Read these two statements and think about what might be the issue. I only run what you call "toy models" (good enough for my purposes), so of course your experience is fundamentally different from mine. Spending 5 figures on hardware just to run models locally is usually a bad investment. Repurposing old hardware OTOH is just fine to play with local models and optimise them for specific applications and workflows.
Also, the 3090 supports NVLink, which is actually more useful for inference speed than native BF16 support.
Maybe if you're training bf16 matters?
I didn’t try it long because I got frustrated waiting for it to spit out wrong answers.
But I’m open to trying again.
I'm doing programming on/off (mostly use Codex with hosted models) with GPT-OSS-120B, and with reasoning_effort set to high, it gets it right maybe 95% of the times, rarely does it get anything wrong.
I also use it to start off MVP projects that involve both frontend and API development but you have to be super verbose, unlike when using Claude. The context window is also small, so you need to know how to break it up in parts that you can put together on your own
It seems so obvious to me, but I guess people are happy with claude living in their home directory and slurping up secrets.

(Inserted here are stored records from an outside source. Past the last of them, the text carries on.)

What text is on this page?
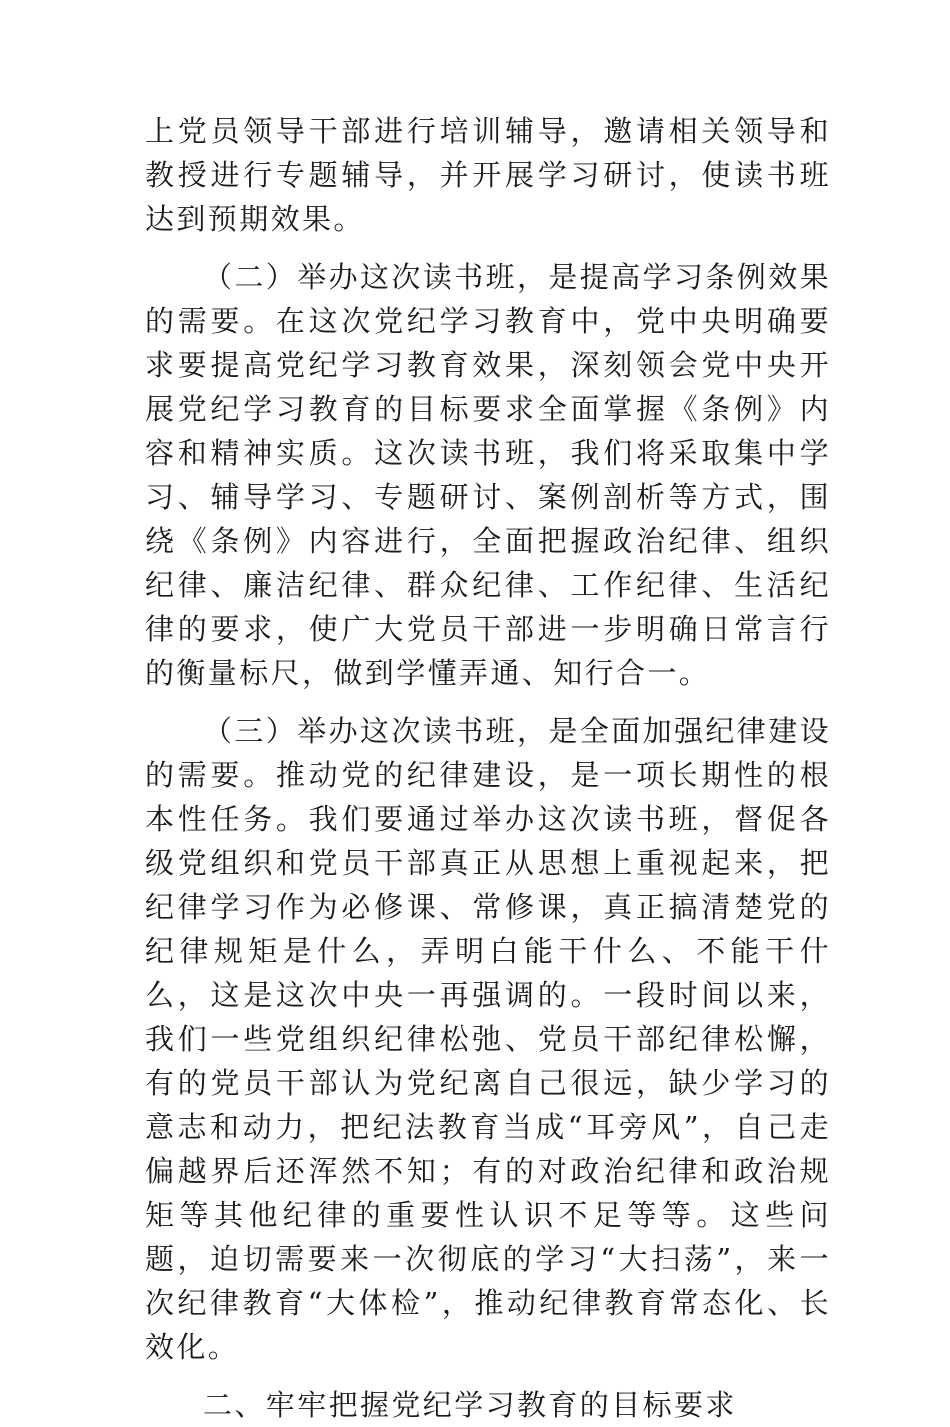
上党员领导干部进行培训辅导，邀请相关领导和教授进行专题辅导，并开展学习研讨，使读书班达到预期效果。

（二）举办这次读书班，是提高学习条例效果的需要。在这次党纪学习教育中，党中央明确要求要提高党纪学习教育效果，深刻领会党中央开展党纪学习教育的目标要求全面掌握《条例》内容和精神实质。这次读书班，我们将采取集中学习、辅导学习、专题研讨、案例剖析等方式，围绕《条例》内容进行，全面把握政治纪律、组织纪律、廉洁纪律、群众纪律、工作纪律、生活纪律的要求，使广大党员干部进一步明确日常言行的衡量标尺，做到学懂弄通、知行合一。

（三）举办这次读书班，是全面加强纪律建设的需要。推动党的纪律建设，是一项长期性的根本性任务。我们要通过举办这次读书班，督促各级党组织和党员干部真正从思想上重视起来，把纪律学习作为必修课、常修课，真正搞清楚党的纪律规矩是什么，弄明白能干什么、不能干什么，这是这次中央一再强调的。一段时间以来，我们一些党组织纪律松弛、党员干部纪律松懈，有的党员干部认为党纪离自己很远，缺少学习的意志和动力，把纪法教育当成“耳旁风”，自己走偏越界后还浑然不知；有的对政治纪律和政治规矩等其他纪律的重要性认识不足等等。这些问题，迫切需要来一次彻底的学习“大扫荡”，来一次纪律教育“大体检”，推动纪律教育常态化、长效化。

二、牢牢把握党纪学习教育的目标要求
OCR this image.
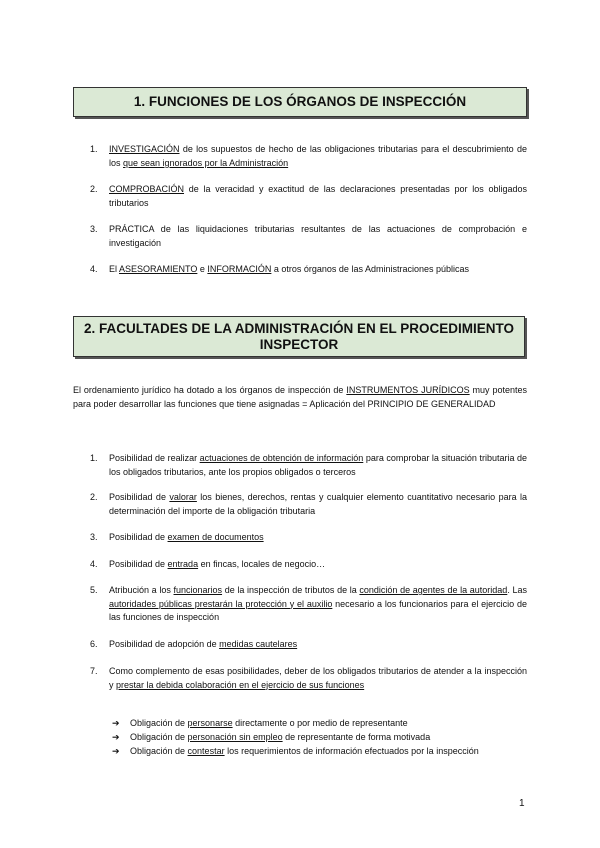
1. FUNCIONES DE LOS ÓRGANOS DE INSPECCIÓN
1. INVESTIGACIÓN de los supuestos de hecho de las obligaciones tributarias para el descubrimiento de los que sean ignorados por la Administración
2. COMPROBACIÓN de la veracidad y exactitud de las declaraciones presentadas por los obligados tributarios
3. PRÁCTICA de las liquidaciones tributarias resultantes de las actuaciones de comprobación e investigación
4. El ASESORAMIENTO e INFORMACIÓN a otros órganos de las Administraciones públicas
2. FACULTADES DE LA ADMINISTRACIÓN EN EL PROCEDIMIENTO INSPECTOR
El ordenamiento jurídico ha dotado a los órganos de inspección de INSTRUMENTOS JURÍDICOS muy potentes para poder desarrollar las funciones que tiene asignadas = Aplicación del PRINCIPIO DE GENERALIDAD
1. Posibilidad de realizar actuaciones de obtención de información para comprobar la situación tributaria de los obligados tributarios, ante los propios obligados o terceros
2. Posibilidad de valorar los bienes, derechos, rentas y cualquier elemento cuantitativo necesario para la determinación del importe de la obligación tributaria
3. Posibilidad de examen de documentos
4. Posibilidad de entrada en fincas, locales de negocio…
5. Atribución a los funcionarios de la inspección de tributos de la condición de agentes de la autoridad. Las autoridades públicas prestarán la protección y el auxilio necesario a los funcionarios para el ejercicio de las funciones de inspección
6. Posibilidad de adopción de medidas cautelares
7. Como complemento de esas posibilidades, deber de los obligados tributarios de atender a la inspección y prestar la debida colaboración en el ejercicio de sus funciones
➔ Obligación de personarse directamente o por medio de representante
➔ Obligación de personación sin empleo de representante de forma motivada
➔ Obligación de contestar los requerimientos de información efectuados por la inspección
1
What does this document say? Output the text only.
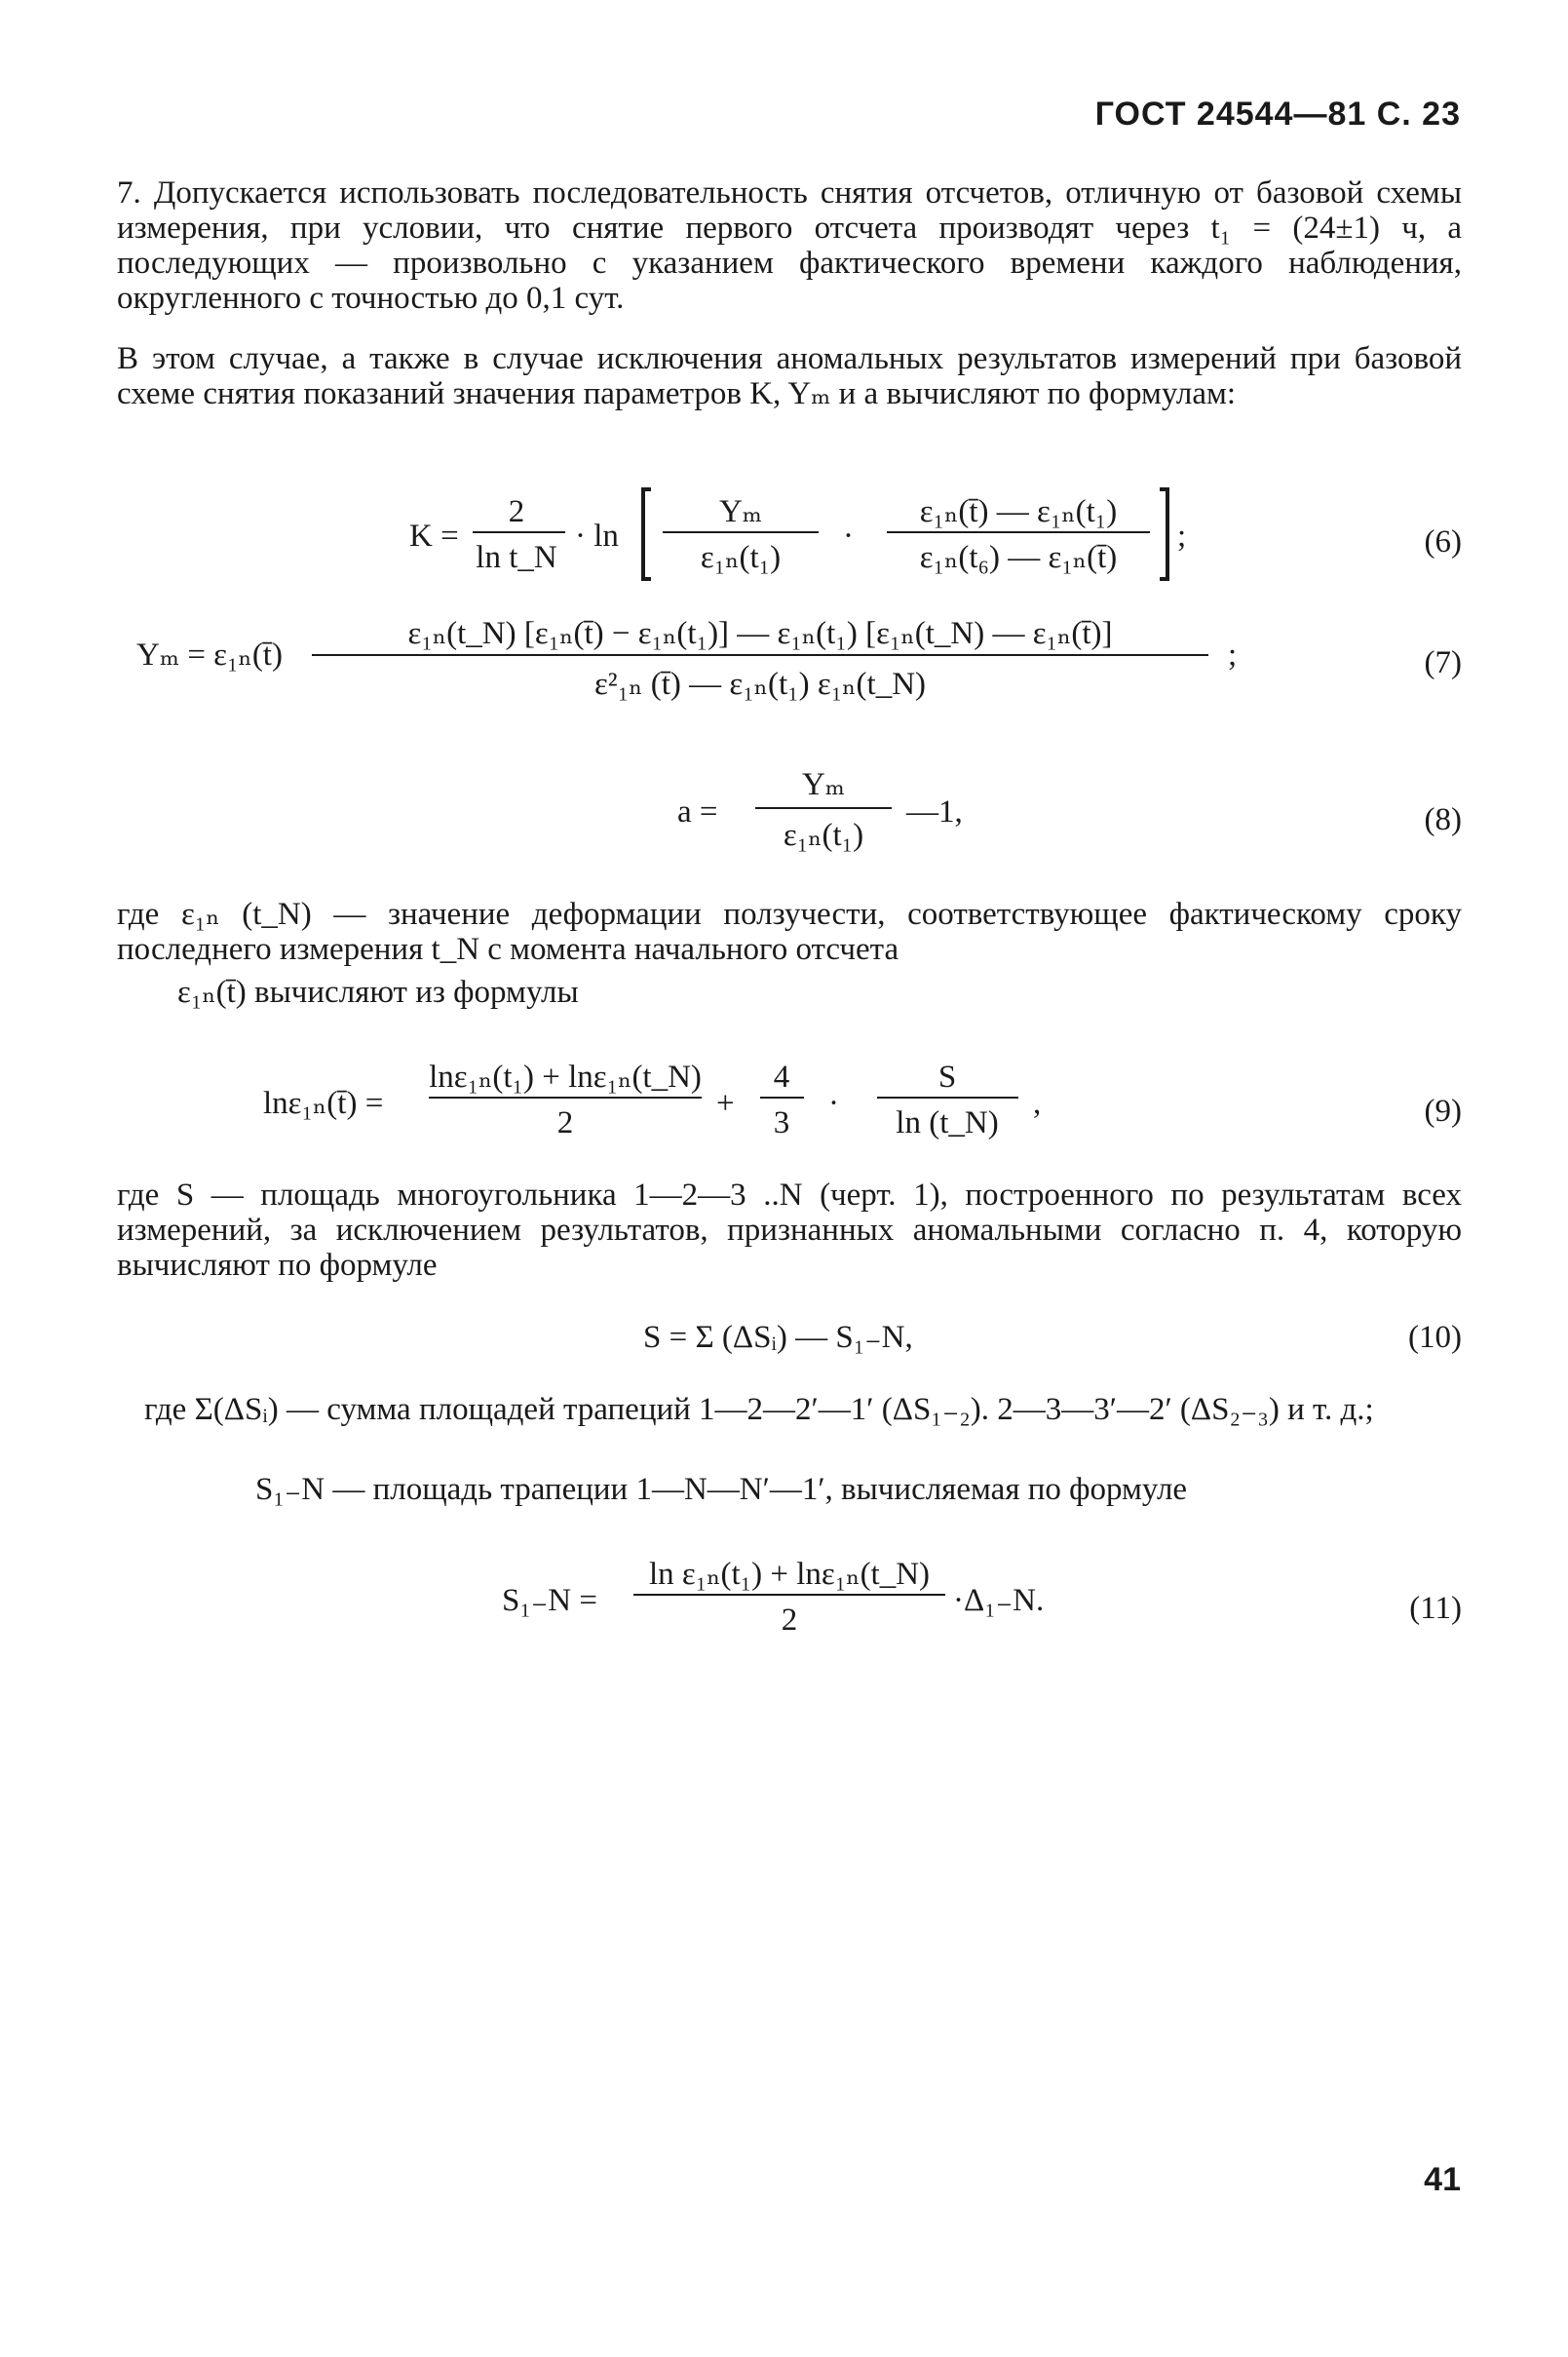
ГОСТ 24544—81 С. 23
7. Допускается использовать последовательность снятия отсчетов, отличную от базовой схемы измерения, при условии, что снятие первого отсчета производят через t₁ = (24±1) ч, а последующих — произвольно с указанием фактического времени каждого наблюдения, округленного с точностью до 0,1 сут.
В этом случае, а также в случае исключения аномальных результатов измерений при базовой схеме снятия показаний значения параметров K, Yₘ и a вычисляют по формулам:
K =
2
ln t_N
· ln
Yₘ
ε₁ₙ(t₁)
·
ε₁ₙ(t̄) — ε₁ₙ(t₁)
ε₁ₙ(t₆) — ε₁ₙ(t̄)
;	(6)
Yₘ = ε₁ₙ(t̄)
ε₁ₙ(t_N) [ε₁ₙ(t̄) − ε₁ₙ(t₁)] — ε₁ₙ(t₁) [ε₁ₙ(t_N) — ε₁ₙ(t̄)]
ε²₁ₙ (t̄) — ε₁ₙ(t₁) ε₁ₙ(t_N)
;	(7)
a =
Yₘ
ε₁ₙ(t₁)
—1,	(8)
где ε₁ₙ (t_N) — значение деформации ползучести, соответствующее фактическому сроку последнего измерения t_N с момента начального отсчета
ε₁ₙ(t̄) вычисляют из формулы
lnε₁ₙ(t̄) =
lnε₁ₙ(t₁) + lnε₁ₙ(t_N)
2
+
4
3
·
S
ln (t_N)
,	(9)
где S — площадь многоугольника 1—2—3 ..N (черт. 1), построенного по результатам всех измерений, за исключением результатов, признанных аномальными согласно п. 4, которую вычисляют по формуле
S = Σ (ΔSᵢ) — S₁₋N,	(10)
где Σ(ΔSᵢ) — сумма площадей трапеций 1—2—2′—1′ (ΔS₁₋₂). 2—3—3′—2′ (ΔS₂₋₃) и т. д.;
S₁₋N — площадь трапеции 1—N—N′—1′, вычисляемая по формуле
S₁₋N =
ln ε₁ₙ(t₁) + lnε₁ₙ(t_N)
2
·Δ₁₋N.	(11)
41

(In particular the fact that Claude Code has access to your Anthropic API key is ironic given that Dario and Anthropic spend a lot of time fearmongering about how the AI could go rogue and “attempt to escape”).
These are no more than a few dozen lines I can easily eyeball and verify with confidence- that’s done in under 60 seconds and leaves Claude code with plenty of quota for significant tasks.